Isaia 5,1-7 • Salmo 79 • Filippesi 4,6-9 • Matteo 21,33-43
(Visualizza i brani delle Letture)


«QUESTI CRISTIANI DEL CAPRETTO»

Fatichiamo non poco a far la parte degli affittuari, di chi, cioè, ha in uso un luogo, porta avanti un impegno o intesse relazioni senza viverli, però, come la propria patrimoniale. Dimentichiamo spesso di essere pellegrini in cammino verso una meta e non residenti stanziali e, perciò, confondiamo la tappa con il traguardo. Siamo ospiti della vita per un tempo, non padroni indiscussi di ciò che è solo primizia.
Vorremmo tutti affrancarci dal dover dipendere da qualcuno e, in certi casi, è legittimo. Discutibile, invece, è il modo in cui raggiungere l'obiettivo. I contadini della parabola, infatti, mal sopportano di portare avanti un lavoro per conto di altri, per questo, dimenticando il senso di quanto era stato loro partecipato, tentano di riscrivere il proprio contratto eliminando la parte contraente. Beneficiari unici per la brama di possedere.
L'aver ricevuto in usufrutto la vigna che è la vita, la comunità cristiana, la fede stessa non è finalizzato a un utile per sé, anzitutto, ma a condividere lo stesso sentire che scorre nel cuore di Dio che tutto ci ha donato.
E, invece, tanto i contadini della parabola quanto noi, a far la conta di che cosa ce ne può venire dal pacchetto religioso, su quale eredità mettere le mani. «Questi cristiani del capretto», come amava ripetere padre Turoldo.
Alla ricerca di una eredità o impegnati a portare il frutto atteso dal Padre, possedere o condividere, accumulare o partecipare, apparire o essere, appropriarsi o essere fecondi, gioire perché altri partecipano delle nostre stesse possibilità o invidiare perché sembra ci sia tolto qualcosa?
Dio affida a chiunque la sua vigna e anche quando dovesse accadere che l'uomo non riconosca i suoi inviati a riscuotere il dovuto, eccolo lì pronto a rilanciare l'offerta. È davvero ostinato il nostro Dio, non getta mai la spugna anche di fronte all'evidenza. Fino alla fine, altrimenti non ci spiegheremmo le parole di perdono sulla bocca del Figlio in croce: «Non sanno quello che fanno».
Ci ha provato in tutti i modi a dar fiducia, per questo ha creduto opportuno giocare un'ulteriore carta, quella risolutiva, il figlio. E, invece...

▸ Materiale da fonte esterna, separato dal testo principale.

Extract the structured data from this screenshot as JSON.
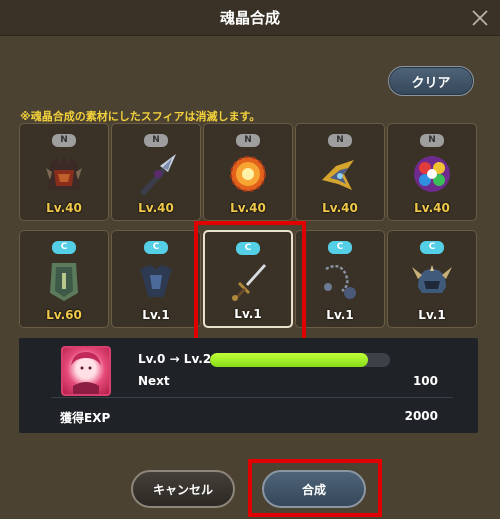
{
  "dialog": {
    "title": "魂晶合成"
  },
  "toolbar": {
    "clear_label": "クリア"
  },
  "notice": "※魂晶合成の素材にしたスフィアは消滅します。",
  "slots": [
    {
      "rarity": "N",
      "level": "Lv.40",
      "icon": "demon-armor-icon"
    },
    {
      "rarity": "N",
      "level": "Lv.40",
      "icon": "drill-spear-icon"
    },
    {
      "rarity": "N",
      "level": "Lv.40",
      "icon": "flame-orb-icon"
    },
    {
      "rarity": "N",
      "level": "Lv.40",
      "icon": "gold-bow-icon"
    },
    {
      "rarity": "N",
      "level": "Lv.40",
      "icon": "rainbow-flower-icon"
    },
    {
      "rarity": "C",
      "level": "Lv.60",
      "icon": "shield-icon"
    },
    {
      "rarity": "C",
      "level": "Lv.1",
      "icon": "dark-armor-icon"
    },
    {
      "rarity": "C",
      "level": "Lv.1",
      "icon": "sword-icon"
    },
    {
      "rarity": "C",
      "level": "Lv.1",
      "icon": "chain-flail-icon"
    },
    {
      "rarity": "C",
      "level": "Lv.1",
      "icon": "horned-helmet-icon"
    }
  ],
  "status": {
    "level_change": "Lv.0 → Lv.2",
    "exp_progress": 0.88,
    "next_label": "Next",
    "next_value": "100",
    "gained_label": "獲得EXP",
    "gained_value": "2000"
  },
  "actions": {
    "cancel_label": "キャンセル",
    "synth_label": "合成"
  },
  "colors": {
    "highlight": "#e00000",
    "exp_bar": "#a8f02a",
    "badge_c": "#55cfe6",
    "badge_n": "#9e9e9e",
    "notice": "#f3d23b"
  }
}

Non c'è storia umana che finisca così: solitamente, la prevaricazione richiama altra violenza. Non così nella storia con Dio: a colpi inferti, amore ricambiato. L'uomo è sempre scusato. Tant'è che saranno gli interlocutori stessi di Gesù a comminarsi la pena di perire miseramente, non già il Signore per il quale chiunque di noi resta sempre interlocutore privilegiato se solo lo vuole.
Perché questa ostinazione da parte del Signore? Perché l'uomo resta sempre immagine di Dio e la vigna resta sempre la vigna anche se qualcuno ne ha fatto carne da macello. Per questo il Padre non cessa di uscire in cerca di chi accetti di riceverla di nuovo dalle sue mani perché sia il luogo in cui far ripartire il progetto delle origini.
Dio non passa il suo tempo a escogitare piani vendicativi ma a scovare uomini e donne capaci di fidarsi del suo desiderio di comunione.
E se il nostro progressivo assottigliarci come comunità cristiana fosse da leggere il passaggio ad altri per la nostra incapacità di portare i frutti attesi?